UN HOMBRE DEL SIGLO XX
Esta historia que voy a contarles, no es autobiográfica, sino que me la contó un buen amigo octogenario sobre su vida. La platicaré en primera persona.
Nací en el año 40 del siglo XX, mi abuelo fue un inmigrante suizo que llegó a Centroamérica, uno de sus ocho hijos (mi padre) quiso estudiar una profesión por lo que también fue inmigrante, pero de tipo estudiante, llegó a México y terminó la carrera, además se casó con mi madre al terminarla.
Por razones de trabajo se estableció en el norte de México, cuando yo tenía 3 años. En este lugar cursé mis estudios con éxito y la universidad la hice en la capital en una escuela del ejército. La terminé con éxito después de ocho años y me mandaron a una ciudad pequeña del Estado de Puebla.
En este lugar, me fue económicamente bien, pero, sentí que la vida me debía mucho por el encierro de mis estudios. Nunca dejé de trabajar arduamente, pero combiné mis labores con una vida bohemia, los amigos, la música, el drink y las mujeres. Me sentía un triunfador que todo me era permitido. Total, que terminé con dos casas, la de mi esposa (la catedral según mis amigos) y la de mi amante (la capilla) y empecé con la vida doble.
¡Qué lío! No les cuento los sinsabores de esta situación, que alababan mis falsos amigotes.
También por razones de trabajo, cambié mi residencia oficial al norte de México y dejé la casa chica en el estado de Puebla. El problema para mantener económicamente las dos casas fue agobiante. En la oficial tuve tres hijos y con mi amante, tres hijas.
El problema, fue que no soy creyente y la madre de mis hijas furibunda católica, me puso como condición que tenía que tener un status legal, pues era lo correcto según su padre confesor. Debe decir en favor mío, que apoyé económicamente a las muchachas, hasta que cada una de ellas tuvo una carrera profesional.

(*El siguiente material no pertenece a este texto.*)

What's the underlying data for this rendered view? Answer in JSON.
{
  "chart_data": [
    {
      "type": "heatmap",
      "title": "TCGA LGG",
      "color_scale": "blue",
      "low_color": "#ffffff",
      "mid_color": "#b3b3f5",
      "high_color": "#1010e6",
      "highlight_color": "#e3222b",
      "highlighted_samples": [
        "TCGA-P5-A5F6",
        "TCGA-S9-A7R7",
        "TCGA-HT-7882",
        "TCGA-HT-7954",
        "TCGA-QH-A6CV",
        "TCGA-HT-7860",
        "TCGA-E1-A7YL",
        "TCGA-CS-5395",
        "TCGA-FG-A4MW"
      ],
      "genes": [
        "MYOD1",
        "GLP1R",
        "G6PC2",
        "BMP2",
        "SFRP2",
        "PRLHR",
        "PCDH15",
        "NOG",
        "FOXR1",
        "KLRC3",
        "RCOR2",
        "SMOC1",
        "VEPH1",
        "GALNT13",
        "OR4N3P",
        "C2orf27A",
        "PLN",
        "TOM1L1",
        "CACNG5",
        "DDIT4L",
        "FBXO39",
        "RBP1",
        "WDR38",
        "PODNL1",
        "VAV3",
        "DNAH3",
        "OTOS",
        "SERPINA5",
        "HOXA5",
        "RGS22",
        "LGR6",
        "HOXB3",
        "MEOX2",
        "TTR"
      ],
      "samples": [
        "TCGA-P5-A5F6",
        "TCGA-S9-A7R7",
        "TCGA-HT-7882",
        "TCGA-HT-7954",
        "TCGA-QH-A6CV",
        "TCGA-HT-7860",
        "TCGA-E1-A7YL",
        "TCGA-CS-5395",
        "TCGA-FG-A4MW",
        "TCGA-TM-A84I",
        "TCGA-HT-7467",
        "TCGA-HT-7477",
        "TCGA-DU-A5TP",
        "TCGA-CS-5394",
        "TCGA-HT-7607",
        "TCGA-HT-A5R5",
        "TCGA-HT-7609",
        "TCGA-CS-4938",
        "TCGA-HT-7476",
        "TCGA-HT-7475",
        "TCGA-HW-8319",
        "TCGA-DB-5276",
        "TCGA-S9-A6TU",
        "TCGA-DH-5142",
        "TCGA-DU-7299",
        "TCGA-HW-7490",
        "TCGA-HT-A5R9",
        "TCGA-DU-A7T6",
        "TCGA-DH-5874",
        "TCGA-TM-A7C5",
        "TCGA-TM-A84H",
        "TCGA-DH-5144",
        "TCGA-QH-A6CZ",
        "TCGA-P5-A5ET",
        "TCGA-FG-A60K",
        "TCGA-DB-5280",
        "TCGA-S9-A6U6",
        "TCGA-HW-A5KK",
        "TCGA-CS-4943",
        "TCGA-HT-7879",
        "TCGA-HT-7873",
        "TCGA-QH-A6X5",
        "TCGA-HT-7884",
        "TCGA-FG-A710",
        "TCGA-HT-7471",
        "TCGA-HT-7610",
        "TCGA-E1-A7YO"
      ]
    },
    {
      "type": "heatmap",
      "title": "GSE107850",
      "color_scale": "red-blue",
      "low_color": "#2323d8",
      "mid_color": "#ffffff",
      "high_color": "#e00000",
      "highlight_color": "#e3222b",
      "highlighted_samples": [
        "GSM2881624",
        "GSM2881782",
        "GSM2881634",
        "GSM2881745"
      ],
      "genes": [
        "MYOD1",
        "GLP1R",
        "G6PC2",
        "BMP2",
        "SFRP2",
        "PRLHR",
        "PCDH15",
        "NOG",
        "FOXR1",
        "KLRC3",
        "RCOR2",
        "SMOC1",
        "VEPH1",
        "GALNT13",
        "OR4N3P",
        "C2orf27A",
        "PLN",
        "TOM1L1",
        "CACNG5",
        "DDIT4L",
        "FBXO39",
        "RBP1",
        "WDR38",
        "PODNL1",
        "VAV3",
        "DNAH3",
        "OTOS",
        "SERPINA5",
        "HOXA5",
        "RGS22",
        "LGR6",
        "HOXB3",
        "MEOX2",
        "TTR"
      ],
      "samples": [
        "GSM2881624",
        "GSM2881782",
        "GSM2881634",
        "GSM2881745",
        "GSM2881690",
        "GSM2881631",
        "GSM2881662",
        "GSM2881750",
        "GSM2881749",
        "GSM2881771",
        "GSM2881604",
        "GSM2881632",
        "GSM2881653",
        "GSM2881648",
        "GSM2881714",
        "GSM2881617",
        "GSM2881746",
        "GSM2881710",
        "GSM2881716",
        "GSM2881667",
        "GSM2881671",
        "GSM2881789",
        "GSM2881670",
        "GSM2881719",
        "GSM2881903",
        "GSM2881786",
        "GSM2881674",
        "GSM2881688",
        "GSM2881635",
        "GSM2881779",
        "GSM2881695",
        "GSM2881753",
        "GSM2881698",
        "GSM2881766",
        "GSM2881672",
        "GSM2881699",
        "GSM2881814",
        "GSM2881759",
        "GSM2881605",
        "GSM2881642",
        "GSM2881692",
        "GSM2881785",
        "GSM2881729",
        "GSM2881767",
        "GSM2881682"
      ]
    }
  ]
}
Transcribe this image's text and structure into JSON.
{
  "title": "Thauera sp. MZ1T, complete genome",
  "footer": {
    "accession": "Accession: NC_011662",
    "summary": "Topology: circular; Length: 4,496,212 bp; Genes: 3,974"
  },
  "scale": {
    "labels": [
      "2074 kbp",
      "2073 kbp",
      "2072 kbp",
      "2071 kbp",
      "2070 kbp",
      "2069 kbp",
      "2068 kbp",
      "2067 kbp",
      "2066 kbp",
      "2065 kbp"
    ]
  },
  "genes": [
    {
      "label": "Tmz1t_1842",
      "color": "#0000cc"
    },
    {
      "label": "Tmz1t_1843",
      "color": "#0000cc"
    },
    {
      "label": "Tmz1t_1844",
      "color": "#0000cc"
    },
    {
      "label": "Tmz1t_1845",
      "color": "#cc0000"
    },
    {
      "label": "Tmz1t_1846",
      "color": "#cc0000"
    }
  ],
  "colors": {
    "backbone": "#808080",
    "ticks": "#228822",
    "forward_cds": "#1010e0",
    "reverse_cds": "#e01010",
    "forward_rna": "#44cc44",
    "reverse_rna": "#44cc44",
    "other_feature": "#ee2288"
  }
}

El tiempo pasó, y con eso, el declive consiguiente en mi edad y en mi trabajo. Dejé de mandar dinero a Puebla, pues literalmente no podía, además las niñas ya trabajaban en sus respectivas carreras. Desde luego no dejé a mi esposa para casarme con la otra. Por lo qué, ella y sus hijas me mandaron al diablo, pues si yo no mandaba la lana no tenían por qué considerarme. No les cuento más, he perdido todo contacto con ellas, desconozco su domicilio actual. No tengo remordimientos pues siempre he estado abierto a mis hijas, ellas son los que ni me pelan.
Ahora ya de 81 años, vivo tranquilo, con la idea de que las mantuve hasta que se recibieron profesionalmente. Pero, desde luego, estoy consciente de que hice que mi juventud fuera un desastre. A nadie le aconsejo que siga mi ejemplo y si escribí lo anterior es para que vean en que error puede uno caer por pendejo y creído.
Hasta aquí termina la historia de mi triste amigo.